Relativ null

von Jan Hanitsch © 2011 

 

Die Zahl Null ist in ihrer metaphorischen Aussagekraft zweifelsfrei die Präziseste ihrer Art. Intuitiv wird sie assoziiert mit dem Absoluten, dem Nichtvorhandensein, der Negation. Im Koordinatensystem der Mathematik hat sie eine klar definierte Position als Ursprung und ist Referenzpunkt aller möglichen Werte. Eine ausführliche Untersuchung ihrer metaphorischen Funktion zeigt jedoch die Notwendigkeit einer Erweiterung ihrer Definition auf. Ihre sinnbildliche Bedeutung bezüglich Begriffen, die einen Prozess darstellen, zeigt, dass das Zusammenspiel dieser zwei Komponenten neben der Negation des Prozesses noch Aufschluss hinsichtlich einer zweiten Wahrheit gibt. Begriffe wie Fortschritt oder Entwicklung, besitzen in ihrer konkreten Anwendung stets eine Basis als Ausgangspunkt. Zu ihr besteht eine direkte Abhängigkeit, die zur Beschreibung des Verlaufs lediglich einen relativen Wert zur Basis zulässt. Die Verneinung einer Abweichung von der Ausgangssituation, spricht logisch eine Kontinuität des Ist-Status aus. 

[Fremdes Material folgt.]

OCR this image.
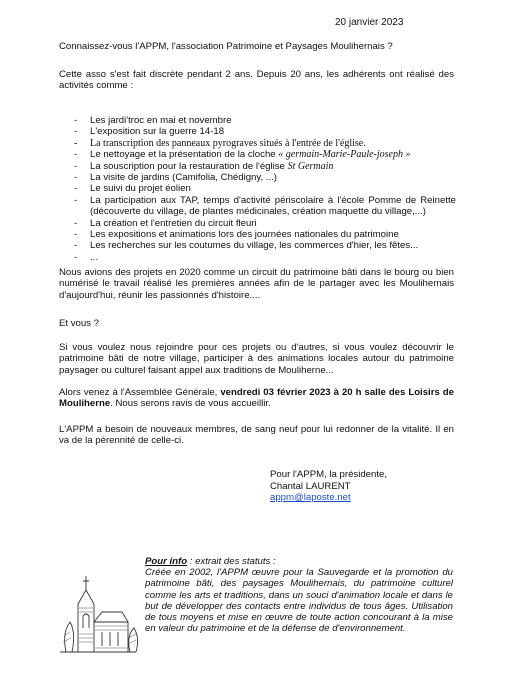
20 janvier 2023
Connaissez-vous l'APPM, l'association Patrimoine et Paysages Moulihernais ?
Cette asso s'est fait discrète pendant 2 ans. Depuis 20 ans, les adhérents ont réalisé des activités comme :
- Les jardi'troc en mai et novembre
- L'exposition sur la guerre 14-18
- La transcription des panneaux pyrograves situés à l'entrée de l'église.
- Le nettoyage et la présentation de la cloche « germain-Marie-Paule-joseph »
- La souscription pour la restauration de l'église St Germain
- La visite de jardins (Camifolia, Chédigny, ...)
- Le suivi du projet éolien
- La participation aux TAP, temps d'activité périscolaire à l'école Pomme de Reinette (découverte du village, de plantes médicinales, création maquette du village,...)
- La création et l'entretien du circuit fleuri
- Les expositions et animations lors des journées nationales du patrimoine
- Les recherches sur les coutumes du village, les commerces d'hier, les fêtes...
- ...
Nous avions des projets en 2020 comme un circuit du patrimoine bâti dans le bourg ou bien numérisé le travail réalisé les premières années afin de le partager avec les Moulihernais d'aujourd'hui, réunir les passionnés d'histoire....
Et vous ?
Si vous voulez nous rejoindre pour ces projets ou d'autres, si vous voulez découvrir le patrimoine bâti de notre village, participer à des animations locales autour du patrimoine paysager ou culturel faisant appel aux traditions de Mouliherne...
Alors venez à l'Assemblée Générale, vendredi 03 février 2023 à 20 h salle des Loisirs de Mouliherne. Nous serons ravis de vous accueillir.
L'APPM a besoin de nouveaux membres, de sang neuf pour lui redonner de la vitalité. Il en va de la pérennité de celle-ci.
Pour l'APPM, la présidente,
Chantal LAURENT
appm@laposte.net
Pour info : extrait des statuts :
Créée en 2002, l'APPM œuvre pour la Sauvegarde et la promotion du patrimoine bâti, des paysages Moulihernais, du patrimoine culturel comme les arts et traditions, dans un souci d'animation locale et dans le but de développer des contacts entre individus de tous âges. Utilisation de tous moyens et mise en œuvre de toute action concourant à la mise en valeur du patrimoine et de la défense de d'environnement.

Hinter der vordergründigen Tatsache der Negation steht demnach noch eine sekundäre Wahrheit. relativ null widmet sich eben diesem zweiten Phänomen. Visualisiert durch verfestigte Vorgänge wird die Auswirkung eben dieser negierten Prozesse auf ihre Umwelt beleuchtet. Trotz dem Versuch des Einwirkens durch das Subjekt und ihrer Existenz im gleichen Ebenenraum, verharren die Vorgänge in ihrer Kontinuität. Von den Prozessen Außenstehendes ist von der Wahrnehmung des vom Prozess Inbegriffenen ausgeschlossen. Der Konflikt der Unmöglichkeit der Interaktion wird durch dieeingesetzten Medien der Videoprojektion und dem darstellenden Subjekt neben der bildlichen-, zusätzlich auf stilistischer Ebene ausgetragen. Jedes Medium stellt eine kontraire Positionen dar. Zusammen ergibt sich somit zwar eine gemeinsame Bildwelt, die Grenze zur wechselseitigen Kommunikation wird jedoch nicht überschritten. Die Symbolkraft der bewegten Rahmen, die zuzüglich zur gewöhnlichen Anwendung der räumlichen Abgrenzung, elementare Bildbestandteile sind und in dieser Funktion ebenso in metaphorischer Sichtweise den begrenzenden Faktor darstellen, lassen Raum für Assoziationen.